Covid-19 salgınının başından beri gerçekleşen emek eylemleri grevlerin anlık değişim getirmekte ne kadar güçlü olduğunu gösteriyor. Mart ve Nisan aylarında işçilerin hayatlarını tehlikeye atan bir grev dalgası gerçekleşti. Bunların çoğu, ya sendikanın onayı olmadan ya da sendikasız işyerlerinde gerçekleşen kanunsuz grevlerdi. 300’ü aşkın işyerinden onbinlerce işçi, kendilerini ve birbirlerini korumak adına iş bırakmaya cürret ederek patronlarından daha güvenli çalışma koşulları ve hastalık ücreti gibi tavizler kopardılar.

Bu gibi zaferler işçilerin üretimden gelen güçleri nedeniyle varoluşsal tehditlere karşı savaşabilme yetisine sahip olduğunu gösteriyor. Aynı şekilde ırkçılığa saldırmaya da başlayabiliriz. Tehlike aynı derecede anlık ve yaygın, eylemsizliğin sonuçları ise aynı derecede ciddi.


İşçi Meclisleri Kuralım

İşçilerin çıkarlarının karşı karşıya olduğu ciddi tehditleri aşmak için emek eylemlerinin koordine olmaları gerekiyor. İşçi meclisleri ırkçılıkla ve onun kapitalist temelleriyle mücadeleyi örgütlemek için bir gereklilik. Tekil işyerlerinde grevlerin ve diğer eylemlerin etkisi büyük ölçüde bu yerlerle sınırlı kalır.
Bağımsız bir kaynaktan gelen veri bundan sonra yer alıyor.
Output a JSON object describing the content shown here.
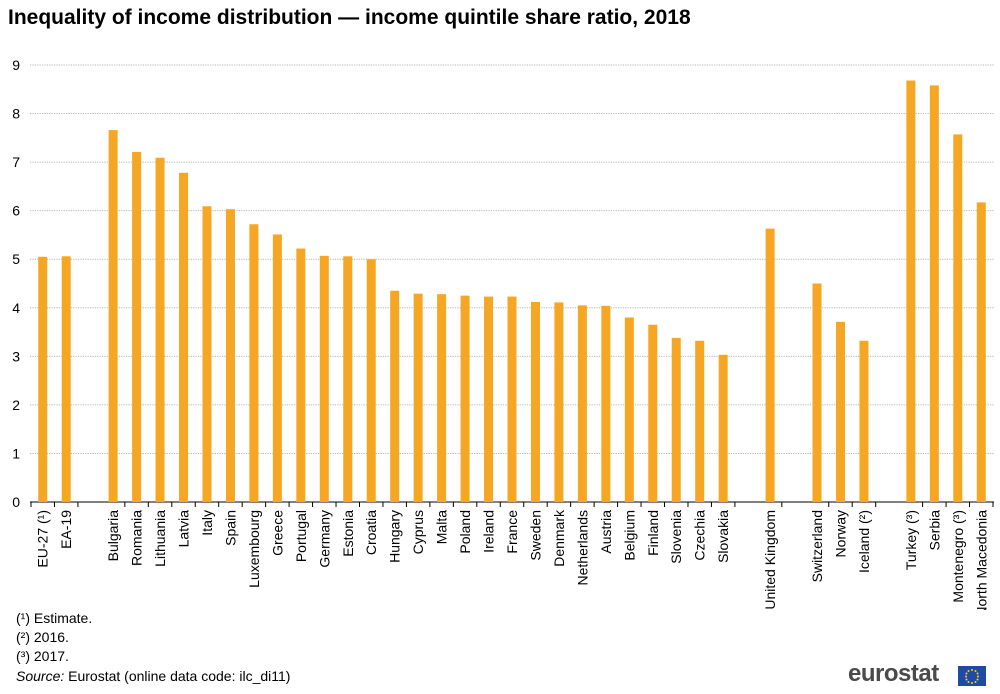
{
  "title": "Inequality of income distribution — income quintile share ratio, 2018",
  "chart_data": {
    "type": "bar",
    "title": "Inequality of income distribution — income quintile share ratio, 2018",
    "xlabel": "",
    "ylabel": "",
    "ylim": [
      0,
      9
    ],
    "yticks": [
      "0",
      "1",
      "2",
      "3",
      "4",
      "5",
      "6",
      "7",
      "8",
      "9"
    ],
    "grid": true,
    "bar_color": "#f5a623",
    "groups": [
      [
        {
          "label": "EU-27 (¹)",
          "value": 5.05
        },
        {
          "label": "EA-19",
          "value": 5.06
        }
      ],
      [
        {
          "label": "Bulgaria",
          "value": 7.66
        },
        {
          "label": "Romania",
          "value": 7.21
        },
        {
          "label": "Lithuania",
          "value": 7.09
        },
        {
          "label": "Latvia",
          "value": 6.78
        },
        {
          "label": "Italy",
          "value": 6.09
        },
        {
          "label": "Spain",
          "value": 6.03
        },
        {
          "label": "Luxembourg",
          "value": 5.72
        },
        {
          "label": "Greece",
          "value": 5.51
        },
        {
          "label": "Portugal",
          "value": 5.22
        },
        {
          "label": "Germany",
          "value": 5.07
        },
        {
          "label": "Estonia",
          "value": 5.06
        },
        {
          "label": "Croatia",
          "value": 5.0
        },
        {
          "label": "Hungary",
          "value": 4.35
        },
        {
          "label": "Cyprus",
          "value": 4.29
        },
        {
          "label": "Malta",
          "value": 4.28
        },
        {
          "label": "Poland",
          "value": 4.25
        },
        {
          "label": "Ireland",
          "value": 4.23
        },
        {
          "label": "France",
          "value": 4.23
        },
        {
          "label": "Sweden",
          "value": 4.12
        },
        {
          "label": "Denmark",
          "value": 4.11
        },
        {
          "label": "Netherlands",
          "value": 4.05
        },
        {
          "label": "Austria",
          "value": 4.04
        },
        {
          "label": "Belgium",
          "value": 3.8
        },
        {
          "label": "Finland",
          "value": 3.65
        },
        {
          "label": "Slovenia",
          "value": 3.38
        },
        {
          "label": "Czechia",
          "value": 3.32
        },
        {
          "label": "Slovakia",
          "value": 3.03
        }
      ],
      [
        {
          "label": "United Kingdom",
          "value": 5.63
        }
      ],
      [
        {
          "label": "Switzerland",
          "value": 4.5
        },
        {
          "label": "Norway",
          "value": 3.71
        },
        {
          "label": "Iceland (²)",
          "value": 3.32
        }
      ],
      [
        {
          "label": "Turkey (³)",
          "value": 8.68
        },
        {
          "label": "Serbia",
          "value": 8.58
        },
        {
          "label": "Montenegro (³)",
          "value": 7.57
        },
        {
          "label": "North Macedonia",
          "value": 6.17
        }
      ]
    ]
  },
  "notes": [
    "(¹) Estimate.",
    "(²) 2016.",
    "(³) 2017."
  ],
  "source": {
    "label": "Source:",
    "text": " Eurostat (online data code: ilc_di11)"
  },
  "logo": {
    "text": "eurostat"
  }
}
Öğretmenlerin ve otomativ işçilerinin geçtiğimiz iki yıl içerisindeki eylemleri gösterdi ki büyük, iyi koordine edilmiş eylemler gerçekleştikleri işyeri veya bölgenin çok ötesinde, başka iş alanlarında bile yankı uyandırabilecek bir etkinliğe sahiptir. Aynı zamanda, koordinasyon bu örneklerde de olduğu gibi yalnızca belirli işyerlerinden ve bölgelerden büyüyebilir. İşçi meclisleri, insanların sınıflarının birer ferdi olarak çıkarları doğrultusunda plan yapma ve harekete geçme zeminleridir.


Protestoları Destekleyelim

George Floyd’un öldürülmesinden sonra patlak veren protestoların çapı ülke genelinde işçiler tarafından bu cinayetin mevcut sistemin genel renkli insanları taciz etme eğiliminin bir örneği olduğunun anlaşıldığını gösteriyor. Herkes bu sistemin kapitalizm olduğunun, ve ırkçı şiddetin, burjuvazinin proletaryaya karşı savaşının bir parçası olduğunun farkında değil; fakat polis vahşetinin farklı örneklerinin birbirinden hiçbir şekilde ayrı olmadığını anlıyor. Protesto zamanlarında komünistlerin rolü, kitlelere karşısında eyleme geçtikleri sorunun kaynağında kapitalizm olduğunu ve onu durdurmanın tek yönteminin devrim olduğunu göstermektir.


İşçi Sınıfının Toplumu Dönüştürme Gücü Var

Covid 19 karantinası toplumda zenginlik yaratanın işçiler olduğunu kanıtladı. Biz çalışmayı bıraktığımızda kapitalist zenginlik de çöktü. İşyeri eylemlerinin ardındaki fikir de aynı, emeğin çekilmesi kapitalizmin çatırdamasına neden oluyor. Refah üreten bizsek toplumu inşaa edenin de biz olması mantıklı değil mi? Ve biz inşaa ediyorsak onu istediğimiz gibi dönüştüremez miyiz?


İşçiler!
     Kendinizi savunmanızın tek yolu bir sınıf olarak örgütlenmek ve mücadele etmektir!
     Irkçılığa yanıt komünist devrimdir!